[11] Someone You Loved

Kupikir rumah, ternyata cuma singgah
Kupikir tujuan, ternyata pelabuhan
Siapa? Mantan

***

Hera masih malu perkara permen yang tadi. Ya, Hera pikir Dega mau yang aneh-aneh. Bukan salah Hera sepenuhnya, siapa suruh nge-translate merk permen jadi bahasa Indo.

Ponselnya udah Hera ambil di lab, tentu saja diantar Dega sehabis dari bengkel.

Mau cek grup, kayaknya rame banget dari tadi. Benar aja, mereka pada ribut siapa yang bakalan ikut lomba yang ngewakilin setiap kelas. Hera sih ogah, mending nonton aja dari pada capek-capek.

Arsel :
POKOKNYA KITA GAK BOLEH KALAH!
CEPETAN, CATET SIAPA AJA YANG MAU JADI PERWAKILAN.
GUYSSSS.....
BAKIAK : (3)
BALAP KARUNG : (1)
TARIK TAMBANG : (10)
VOLI : (6)
FUTSAL : (6)
SEPAK BOLA TERONG : (1)
ESTAFET KARET : (3)

Hera menggelengkan kepalanya pelan. Arsel kalau udah mode spam plus capslock emang nyebelin banget. Dia bukan ketua kelas sebenernya, dia anggota osis yang jadi panitia untuk acara lomba yang akan diadakan besok.

Iya, besok. Mendadak banget nentuin orang siapa-siapanya yang ikut lomba.

Pesan Arsel di grup ada yang membalas, hanya beberapa. Hera nggak ikut-ikutan, lagi malas buat nimbrung. Gadis itu beralih menuju media sosial miliknya. Siapa tahu juga biasnya ada yang abis posting.

Scrooll-scrool lama banget, sampai bosen sendiri. Terus gantian lihat insta story, si Dega abis buat snap. Cepet-cepet Hera buka. Gak takut ketahuan, soalnya Hera lebih suka pakai second account. Account utamanya ia sampai lupa kapan terakhir kali aktif. Kayak enak aja, bisa stalkingin sana-sini tanpa ada yang tahu.

Dinner with ex, begitu caption yang Dega tulis dengan gambar nasi goreng yang ada di sebuah warung.
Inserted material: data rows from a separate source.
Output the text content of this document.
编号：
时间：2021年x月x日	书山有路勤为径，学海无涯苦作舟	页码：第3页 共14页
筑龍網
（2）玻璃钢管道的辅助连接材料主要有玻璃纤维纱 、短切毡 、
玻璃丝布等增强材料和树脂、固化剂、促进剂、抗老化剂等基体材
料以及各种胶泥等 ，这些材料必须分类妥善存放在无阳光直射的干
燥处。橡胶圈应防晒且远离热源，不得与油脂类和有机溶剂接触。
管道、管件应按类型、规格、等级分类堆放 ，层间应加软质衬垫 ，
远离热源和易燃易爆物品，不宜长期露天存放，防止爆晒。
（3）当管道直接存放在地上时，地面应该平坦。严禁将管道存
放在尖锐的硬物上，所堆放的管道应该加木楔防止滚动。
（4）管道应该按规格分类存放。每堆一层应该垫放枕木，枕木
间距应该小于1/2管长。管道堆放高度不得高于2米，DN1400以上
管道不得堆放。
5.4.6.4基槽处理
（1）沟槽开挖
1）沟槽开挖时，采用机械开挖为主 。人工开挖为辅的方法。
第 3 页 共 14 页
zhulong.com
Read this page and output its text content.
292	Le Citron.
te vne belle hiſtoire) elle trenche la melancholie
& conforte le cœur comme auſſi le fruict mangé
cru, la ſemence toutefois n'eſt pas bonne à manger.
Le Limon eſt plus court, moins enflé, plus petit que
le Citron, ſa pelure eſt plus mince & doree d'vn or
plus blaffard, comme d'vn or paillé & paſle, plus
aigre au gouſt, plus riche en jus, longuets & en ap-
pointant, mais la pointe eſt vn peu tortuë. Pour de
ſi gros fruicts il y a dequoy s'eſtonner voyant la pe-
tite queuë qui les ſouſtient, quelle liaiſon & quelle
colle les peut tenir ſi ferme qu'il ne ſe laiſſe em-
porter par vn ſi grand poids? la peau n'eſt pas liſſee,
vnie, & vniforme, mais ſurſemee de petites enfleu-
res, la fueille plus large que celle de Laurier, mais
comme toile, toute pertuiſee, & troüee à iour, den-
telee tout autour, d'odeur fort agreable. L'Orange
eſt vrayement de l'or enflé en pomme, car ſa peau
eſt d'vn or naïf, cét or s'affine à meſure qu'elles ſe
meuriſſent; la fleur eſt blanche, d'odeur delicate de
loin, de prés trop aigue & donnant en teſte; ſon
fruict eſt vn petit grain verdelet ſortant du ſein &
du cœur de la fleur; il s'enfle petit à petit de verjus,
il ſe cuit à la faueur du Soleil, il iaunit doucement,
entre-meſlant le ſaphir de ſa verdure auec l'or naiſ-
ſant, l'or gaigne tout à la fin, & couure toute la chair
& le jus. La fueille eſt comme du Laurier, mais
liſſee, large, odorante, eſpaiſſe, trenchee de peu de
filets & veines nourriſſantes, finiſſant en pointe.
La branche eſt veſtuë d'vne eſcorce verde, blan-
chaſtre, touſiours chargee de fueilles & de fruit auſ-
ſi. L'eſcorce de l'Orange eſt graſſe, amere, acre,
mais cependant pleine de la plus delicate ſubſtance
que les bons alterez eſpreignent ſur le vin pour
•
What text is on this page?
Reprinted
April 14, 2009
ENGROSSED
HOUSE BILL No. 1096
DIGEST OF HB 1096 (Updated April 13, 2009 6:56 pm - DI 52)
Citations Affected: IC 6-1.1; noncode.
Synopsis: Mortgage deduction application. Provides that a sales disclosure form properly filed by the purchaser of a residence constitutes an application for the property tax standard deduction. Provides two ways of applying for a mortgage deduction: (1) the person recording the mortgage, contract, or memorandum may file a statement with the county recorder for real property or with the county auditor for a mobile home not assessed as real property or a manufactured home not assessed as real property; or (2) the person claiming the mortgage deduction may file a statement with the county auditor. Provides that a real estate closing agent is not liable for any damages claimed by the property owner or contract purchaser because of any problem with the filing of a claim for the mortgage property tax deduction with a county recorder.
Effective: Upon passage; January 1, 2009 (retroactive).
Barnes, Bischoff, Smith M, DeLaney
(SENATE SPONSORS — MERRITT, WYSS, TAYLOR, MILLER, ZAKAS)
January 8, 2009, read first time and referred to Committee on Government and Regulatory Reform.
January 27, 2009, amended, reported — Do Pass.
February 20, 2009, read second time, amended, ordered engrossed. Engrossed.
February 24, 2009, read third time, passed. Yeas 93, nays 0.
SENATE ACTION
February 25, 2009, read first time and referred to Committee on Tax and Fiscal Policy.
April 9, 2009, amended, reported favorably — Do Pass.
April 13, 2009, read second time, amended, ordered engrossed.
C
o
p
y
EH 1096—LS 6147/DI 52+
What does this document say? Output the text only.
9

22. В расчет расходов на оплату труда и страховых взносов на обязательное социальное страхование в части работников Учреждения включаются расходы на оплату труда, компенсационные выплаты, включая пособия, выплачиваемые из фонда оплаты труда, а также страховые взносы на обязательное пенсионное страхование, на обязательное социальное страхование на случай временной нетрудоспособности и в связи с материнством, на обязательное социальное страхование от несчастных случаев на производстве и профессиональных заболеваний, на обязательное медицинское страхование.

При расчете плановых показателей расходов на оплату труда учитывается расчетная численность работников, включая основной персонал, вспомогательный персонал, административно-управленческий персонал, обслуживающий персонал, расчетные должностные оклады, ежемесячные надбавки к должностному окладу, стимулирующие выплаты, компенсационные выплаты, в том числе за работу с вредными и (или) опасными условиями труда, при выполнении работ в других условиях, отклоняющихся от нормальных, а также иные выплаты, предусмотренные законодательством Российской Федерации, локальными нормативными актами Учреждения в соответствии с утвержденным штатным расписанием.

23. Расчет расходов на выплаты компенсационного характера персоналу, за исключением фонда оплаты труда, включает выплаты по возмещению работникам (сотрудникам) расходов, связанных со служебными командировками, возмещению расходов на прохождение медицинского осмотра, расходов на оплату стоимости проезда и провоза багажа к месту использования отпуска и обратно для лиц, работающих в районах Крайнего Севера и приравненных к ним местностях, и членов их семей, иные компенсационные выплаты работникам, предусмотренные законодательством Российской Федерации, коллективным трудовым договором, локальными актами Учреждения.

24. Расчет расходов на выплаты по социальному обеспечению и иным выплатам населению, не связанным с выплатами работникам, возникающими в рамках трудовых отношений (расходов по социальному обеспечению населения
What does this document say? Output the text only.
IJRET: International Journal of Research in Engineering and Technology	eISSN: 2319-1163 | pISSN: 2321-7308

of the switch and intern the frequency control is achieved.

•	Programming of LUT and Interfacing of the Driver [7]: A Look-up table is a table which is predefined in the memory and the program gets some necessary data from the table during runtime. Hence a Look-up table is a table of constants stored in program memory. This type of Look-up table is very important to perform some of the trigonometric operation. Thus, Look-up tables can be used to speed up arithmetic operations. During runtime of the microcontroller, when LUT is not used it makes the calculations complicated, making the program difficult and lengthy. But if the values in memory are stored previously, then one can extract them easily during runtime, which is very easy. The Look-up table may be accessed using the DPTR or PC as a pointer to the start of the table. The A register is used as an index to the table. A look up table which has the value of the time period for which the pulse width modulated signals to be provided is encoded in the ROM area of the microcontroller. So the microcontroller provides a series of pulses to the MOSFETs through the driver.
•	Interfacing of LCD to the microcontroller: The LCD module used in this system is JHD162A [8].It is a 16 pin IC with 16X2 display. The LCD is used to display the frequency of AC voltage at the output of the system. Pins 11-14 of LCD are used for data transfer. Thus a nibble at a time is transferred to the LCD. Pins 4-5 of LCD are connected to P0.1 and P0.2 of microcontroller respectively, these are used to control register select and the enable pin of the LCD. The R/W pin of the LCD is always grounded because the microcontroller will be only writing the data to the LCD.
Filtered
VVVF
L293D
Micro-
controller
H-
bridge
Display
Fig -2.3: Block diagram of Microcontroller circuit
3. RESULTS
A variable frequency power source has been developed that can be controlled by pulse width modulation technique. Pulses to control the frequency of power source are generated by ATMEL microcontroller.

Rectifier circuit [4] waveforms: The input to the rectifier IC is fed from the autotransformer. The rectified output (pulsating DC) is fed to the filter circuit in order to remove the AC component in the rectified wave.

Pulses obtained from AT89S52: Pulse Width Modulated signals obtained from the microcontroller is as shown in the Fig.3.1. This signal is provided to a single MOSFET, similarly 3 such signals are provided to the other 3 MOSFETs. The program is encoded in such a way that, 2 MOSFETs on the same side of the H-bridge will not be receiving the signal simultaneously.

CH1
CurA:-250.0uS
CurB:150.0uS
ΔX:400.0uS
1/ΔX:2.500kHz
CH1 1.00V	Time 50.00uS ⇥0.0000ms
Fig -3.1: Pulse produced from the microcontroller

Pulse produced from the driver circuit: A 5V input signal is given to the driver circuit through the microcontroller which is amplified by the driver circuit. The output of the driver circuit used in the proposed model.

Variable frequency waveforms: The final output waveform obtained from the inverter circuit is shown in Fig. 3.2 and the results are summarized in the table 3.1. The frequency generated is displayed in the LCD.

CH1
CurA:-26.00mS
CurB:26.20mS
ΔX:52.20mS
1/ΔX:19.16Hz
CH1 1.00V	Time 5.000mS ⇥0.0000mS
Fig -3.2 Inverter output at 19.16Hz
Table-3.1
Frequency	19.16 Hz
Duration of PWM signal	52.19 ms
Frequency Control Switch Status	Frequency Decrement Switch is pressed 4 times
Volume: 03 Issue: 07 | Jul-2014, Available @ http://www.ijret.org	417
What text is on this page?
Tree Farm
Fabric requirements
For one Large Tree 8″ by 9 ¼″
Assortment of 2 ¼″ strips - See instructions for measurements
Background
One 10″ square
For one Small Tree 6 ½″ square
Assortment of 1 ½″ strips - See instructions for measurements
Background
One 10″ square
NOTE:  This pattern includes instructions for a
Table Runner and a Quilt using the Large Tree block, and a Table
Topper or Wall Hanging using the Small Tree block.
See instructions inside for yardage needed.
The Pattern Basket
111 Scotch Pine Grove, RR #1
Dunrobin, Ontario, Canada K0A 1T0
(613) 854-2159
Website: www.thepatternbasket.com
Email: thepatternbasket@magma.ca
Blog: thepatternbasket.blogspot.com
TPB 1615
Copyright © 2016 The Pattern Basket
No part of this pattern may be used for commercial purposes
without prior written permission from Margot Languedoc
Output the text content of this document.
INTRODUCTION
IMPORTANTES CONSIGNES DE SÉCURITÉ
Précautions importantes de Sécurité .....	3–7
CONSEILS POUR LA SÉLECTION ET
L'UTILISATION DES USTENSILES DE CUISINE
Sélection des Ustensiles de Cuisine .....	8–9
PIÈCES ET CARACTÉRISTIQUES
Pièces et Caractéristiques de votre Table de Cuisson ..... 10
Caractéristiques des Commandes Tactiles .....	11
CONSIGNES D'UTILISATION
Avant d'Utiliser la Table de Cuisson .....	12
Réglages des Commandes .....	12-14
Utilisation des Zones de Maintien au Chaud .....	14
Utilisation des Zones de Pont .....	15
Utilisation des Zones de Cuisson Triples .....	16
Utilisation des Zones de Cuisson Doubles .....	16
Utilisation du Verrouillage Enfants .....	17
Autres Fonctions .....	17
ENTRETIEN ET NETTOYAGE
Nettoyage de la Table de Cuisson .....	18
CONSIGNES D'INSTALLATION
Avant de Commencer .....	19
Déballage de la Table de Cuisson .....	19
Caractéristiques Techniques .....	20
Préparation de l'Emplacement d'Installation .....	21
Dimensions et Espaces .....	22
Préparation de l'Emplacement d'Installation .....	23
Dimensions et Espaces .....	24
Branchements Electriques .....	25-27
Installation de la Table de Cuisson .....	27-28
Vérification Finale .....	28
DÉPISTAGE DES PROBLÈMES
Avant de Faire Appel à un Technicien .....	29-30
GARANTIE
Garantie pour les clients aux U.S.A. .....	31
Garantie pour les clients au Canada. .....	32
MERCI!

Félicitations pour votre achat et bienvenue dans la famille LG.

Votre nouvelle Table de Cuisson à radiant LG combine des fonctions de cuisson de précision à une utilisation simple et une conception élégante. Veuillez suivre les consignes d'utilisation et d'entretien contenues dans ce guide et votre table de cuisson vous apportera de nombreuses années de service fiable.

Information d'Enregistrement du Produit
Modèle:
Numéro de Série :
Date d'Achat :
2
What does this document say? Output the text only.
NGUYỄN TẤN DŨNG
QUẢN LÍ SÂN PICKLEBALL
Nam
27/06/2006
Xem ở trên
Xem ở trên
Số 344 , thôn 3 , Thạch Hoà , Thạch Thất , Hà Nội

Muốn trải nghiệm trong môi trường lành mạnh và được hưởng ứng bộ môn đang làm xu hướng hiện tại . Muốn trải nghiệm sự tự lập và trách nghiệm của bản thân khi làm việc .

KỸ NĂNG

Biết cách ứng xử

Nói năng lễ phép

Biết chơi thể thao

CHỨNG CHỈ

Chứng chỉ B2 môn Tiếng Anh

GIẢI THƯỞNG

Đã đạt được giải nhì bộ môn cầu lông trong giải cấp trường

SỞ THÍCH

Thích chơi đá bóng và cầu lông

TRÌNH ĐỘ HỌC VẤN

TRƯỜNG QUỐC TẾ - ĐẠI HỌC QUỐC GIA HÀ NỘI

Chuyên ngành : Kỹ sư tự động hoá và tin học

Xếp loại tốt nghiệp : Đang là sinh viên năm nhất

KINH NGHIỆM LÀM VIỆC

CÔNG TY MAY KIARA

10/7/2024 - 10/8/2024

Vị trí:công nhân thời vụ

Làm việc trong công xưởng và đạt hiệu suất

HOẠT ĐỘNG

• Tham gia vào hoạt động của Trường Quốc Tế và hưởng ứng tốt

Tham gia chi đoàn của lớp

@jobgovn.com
"Alay, banget!" Hera lanjut ke snap berikutnya. Di sana terlihat gambar gadis yang sedang makan tapi wajahnya diblur, persis narasumber amang-amang penjual bakso boraks.

Dega emang cowok alay kalau kata Hera. Postingannya juga kayak jamet-jamet gitu. Apalagi rambutnya, poninya itu panjang dan dimiringkan sampai dahinya ketutup.

Tunggu-tunggu, kok Hera jadi mikirin Dega?

Arsel
Ternyata gak banyak yang respon chat gue.
Entah pada kemana para petuah anak checlizt one.

Bodo amat. Hera mau tidur cepat saja hari inu, ia menarik selimutnya sampai ke atas kepala.

***

Dega lagi sendirian di rumah. Entahlah, semua keluarganya sedang keluar. Mamanya sempat mengiriminya pesan untuk cari makan saja di luar karena tidak masak. Alhasil di sinilah Dega berada, di warung nasi goreng yang berada di perempatan depan kompleksnya.

"Mang, nasi goreng satu sama es teh manis satu, makan sini ya, Mang," ujar Dega pada Mamang penjual nasi goreng.

"Saya juga samain, Mang," ucap seorang gadis yang baru saja tiba.

Suara yang gak asing. Dega menoleh dan mendapati Gladys, mantannya dua tahun yang lalu. Namanya juga cowok, lihat yang bodynya goals dikit aja udah melongo lupa dunia. Ya, gimana gak tercenung, Gladys udah pakai pakaian tertutup, tapi tipisnya baju Gladys dan parahnya lagi bajunya berwarna putih jadi tambah jelas, atau istilah lainnya menerawang.

"Woy, Ga! Lihatin apa lo?! Mesum banget otak lo ya." Seakan tahu otaknya Dega suka travelling, Gladys menoyor Dega, agar kesdarannya kembali.

Dega malah cengengesan, ia mengajak Gladys buat cari tempat duduk.

"Lo pamer SS?" Pertanyaan Dega sukses membuat kening Gladys berkerut.

"Itu." Tunjuk Dega ke tempat yang tidak seharusnya.

"Kurang ajar lo ya!" Gladys memukul bahu Dega. Keras. Keras banget malah.

"Yeuw, main pukul aja lo?! " Dega tak terima.

"Lo sih." Gladys sebal seketika. "Emang sih, rata-rata cowok pasti pikirannya suka aneh-aneh. Gue sampek heran."

"Naluriah, Bi." Dega mengeluarkan rokoknya dan menyalakan pemantik untuk merokok. Biasa, kebiasaan Dega. Udah prinsip kayaknya, selain games rokok juga nomor wahid.

"Apaan, Bi, Bi, gue buka Bebi lo ya."

Dega tertawa mendengar itu. "Babi maksudnya. Ya elah."

Baby atau pelesetannya jadi Bebi, itu panggilan kesayangan Dega buat Gladys waktu masih pacaran. Waktu pacaran mereka gak lama, cuma sekitar lima bulan. Alasan putus juga klise, mereka sama-sama bosan. Dan, Gladys juga mengaku bahwa dia sudah pacaran sama cowok lain. Sementara Dega masih jomblo sampai sekarang, ya ... udah dua tahunan.

"Kirain masih suka sama gue," kata Gladys memiringkan kepalanya melihat Dega.

"Ngarep bener gue suka sama lo, udah jadi mantan juga." Dega juga bisa masa bodoh sama mantan. Mantan, kan, cuma kenangan atau bisa diibaratkan barang bekas yang seharusnya dibuang, bukan malah disimpan.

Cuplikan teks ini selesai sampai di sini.